Intermarriage in post-apartheid era
According to the Christian Science Monitor, around four in 100 South African marriages occur between members of South Africa's major ethnoracial groups, with trepidation toward interracial marriage polling far lower among black South Africans than among white South Africans. It is not known how many descendants of post-apartheid interracial relationships identify as Coloured or with the Coloured minority group.
The term Coloured is also used in Namibia, to describe persons of mixed race, specifically part Khoisan, and part European. The Basters of Namibia constitute a separate ethnic group that are sometimes considered a sub-group of the Coloured population of that country. Under South African rule, the policies and laws of apartheid were extended to what was then called South West Africa. In Namibia, Coloureds were treated by the government in a way comparable to that of South African Coloureds.

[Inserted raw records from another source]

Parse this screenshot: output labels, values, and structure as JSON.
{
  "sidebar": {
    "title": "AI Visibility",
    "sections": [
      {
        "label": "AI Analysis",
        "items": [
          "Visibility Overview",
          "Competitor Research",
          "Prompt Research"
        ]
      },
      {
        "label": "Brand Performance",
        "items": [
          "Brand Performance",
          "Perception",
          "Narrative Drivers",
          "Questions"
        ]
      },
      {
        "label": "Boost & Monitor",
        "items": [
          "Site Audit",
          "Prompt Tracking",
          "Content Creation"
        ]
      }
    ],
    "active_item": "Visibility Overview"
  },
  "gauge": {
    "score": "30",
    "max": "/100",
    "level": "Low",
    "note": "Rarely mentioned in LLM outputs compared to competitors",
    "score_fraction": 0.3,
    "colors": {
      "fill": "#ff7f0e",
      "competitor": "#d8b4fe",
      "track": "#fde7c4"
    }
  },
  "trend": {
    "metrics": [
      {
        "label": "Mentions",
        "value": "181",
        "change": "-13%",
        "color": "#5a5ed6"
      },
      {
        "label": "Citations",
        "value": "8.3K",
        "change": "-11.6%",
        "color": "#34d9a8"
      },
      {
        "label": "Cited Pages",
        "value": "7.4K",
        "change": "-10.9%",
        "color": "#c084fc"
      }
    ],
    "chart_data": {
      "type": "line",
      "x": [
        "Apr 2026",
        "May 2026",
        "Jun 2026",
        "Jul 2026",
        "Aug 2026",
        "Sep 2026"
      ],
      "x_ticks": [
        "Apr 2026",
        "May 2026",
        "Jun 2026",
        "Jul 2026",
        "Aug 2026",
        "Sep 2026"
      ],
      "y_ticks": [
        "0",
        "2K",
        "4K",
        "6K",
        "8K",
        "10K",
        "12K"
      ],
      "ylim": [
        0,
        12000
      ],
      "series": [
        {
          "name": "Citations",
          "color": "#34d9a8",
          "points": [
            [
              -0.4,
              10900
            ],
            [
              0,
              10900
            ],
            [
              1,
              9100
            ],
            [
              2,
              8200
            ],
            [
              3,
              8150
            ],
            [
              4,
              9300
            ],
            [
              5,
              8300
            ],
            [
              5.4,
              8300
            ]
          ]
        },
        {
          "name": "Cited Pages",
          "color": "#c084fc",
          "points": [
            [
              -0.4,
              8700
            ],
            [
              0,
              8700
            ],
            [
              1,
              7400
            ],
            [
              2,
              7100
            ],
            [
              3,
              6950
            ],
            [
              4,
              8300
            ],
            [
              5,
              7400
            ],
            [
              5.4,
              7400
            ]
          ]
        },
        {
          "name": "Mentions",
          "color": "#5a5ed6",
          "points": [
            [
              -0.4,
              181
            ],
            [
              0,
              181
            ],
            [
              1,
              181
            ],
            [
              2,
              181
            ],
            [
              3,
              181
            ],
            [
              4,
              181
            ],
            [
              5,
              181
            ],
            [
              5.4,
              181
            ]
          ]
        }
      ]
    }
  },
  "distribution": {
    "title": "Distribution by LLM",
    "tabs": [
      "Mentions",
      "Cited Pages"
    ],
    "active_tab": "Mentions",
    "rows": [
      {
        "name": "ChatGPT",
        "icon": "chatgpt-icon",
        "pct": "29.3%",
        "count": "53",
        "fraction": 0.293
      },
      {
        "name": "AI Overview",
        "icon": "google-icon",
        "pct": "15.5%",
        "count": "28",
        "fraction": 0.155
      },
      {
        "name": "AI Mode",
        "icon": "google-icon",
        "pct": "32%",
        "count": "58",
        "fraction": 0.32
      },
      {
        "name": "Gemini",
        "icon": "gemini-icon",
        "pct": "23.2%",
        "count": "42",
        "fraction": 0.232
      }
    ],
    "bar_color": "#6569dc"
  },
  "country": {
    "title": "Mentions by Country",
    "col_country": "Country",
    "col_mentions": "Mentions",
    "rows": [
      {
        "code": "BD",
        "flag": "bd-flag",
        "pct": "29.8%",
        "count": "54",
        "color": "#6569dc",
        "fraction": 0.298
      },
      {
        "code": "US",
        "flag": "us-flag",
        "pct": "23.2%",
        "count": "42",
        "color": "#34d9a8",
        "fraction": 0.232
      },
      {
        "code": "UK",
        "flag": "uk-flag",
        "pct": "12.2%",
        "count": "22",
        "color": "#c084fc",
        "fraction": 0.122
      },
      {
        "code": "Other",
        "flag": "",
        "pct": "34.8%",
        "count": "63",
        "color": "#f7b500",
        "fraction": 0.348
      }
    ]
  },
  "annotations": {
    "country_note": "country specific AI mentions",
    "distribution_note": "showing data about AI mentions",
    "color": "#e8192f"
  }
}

In Zimbabwe and to a lesser extent Zambia, the term Coloured or Goffal was used to refer to people of mixed race. Most are descended from mixed African and British, or African and Indian, progenitors. Some Coloured families descended from Cape Coloured migrants from South Africa who had children with local women. Under Rhodesia's predominantly white government, Coloureds had more privileges than black Africans, including full voting rights, but still faced social discrimination. The term Coloured is also used in Swaziland.
Numerous South African cuisines can be traced back to Coloured people. It is said that bobotie, snoek based dishes, koeksisters, bredies, Malay roti are staple diets of Coloureds and other South Africans as well. Most dishes are passed down for many generations.
The American English term (spelled as colored) had a related but different meaning. It was primarily used to refer to people of African descent, including the many of mixed race. In the state of Louisiana, the French colonial term free people of color legally denoted people of mixed European and sub-Saharan African ancestry. The use of the term "colored" to describe people of African descent is now considered archaic and offensive in most contexts. It remains part of the title of the National Association for the Advancement of Colored People, a prominent African-American organization established in 1909 to work for civil rights. In addition, some members of the African-American community use colored as a legitimate ethnic/racial label when intentionally self-chosen and used in a respectful manner. People of color is currently used more frequently than colored. In the United States usage, the phrase refers more generally to all people who do not identify as white, including people of Asian, Native American and African descent. In Great Britain, coloured has also been used to refer to anyone who does not identify as white.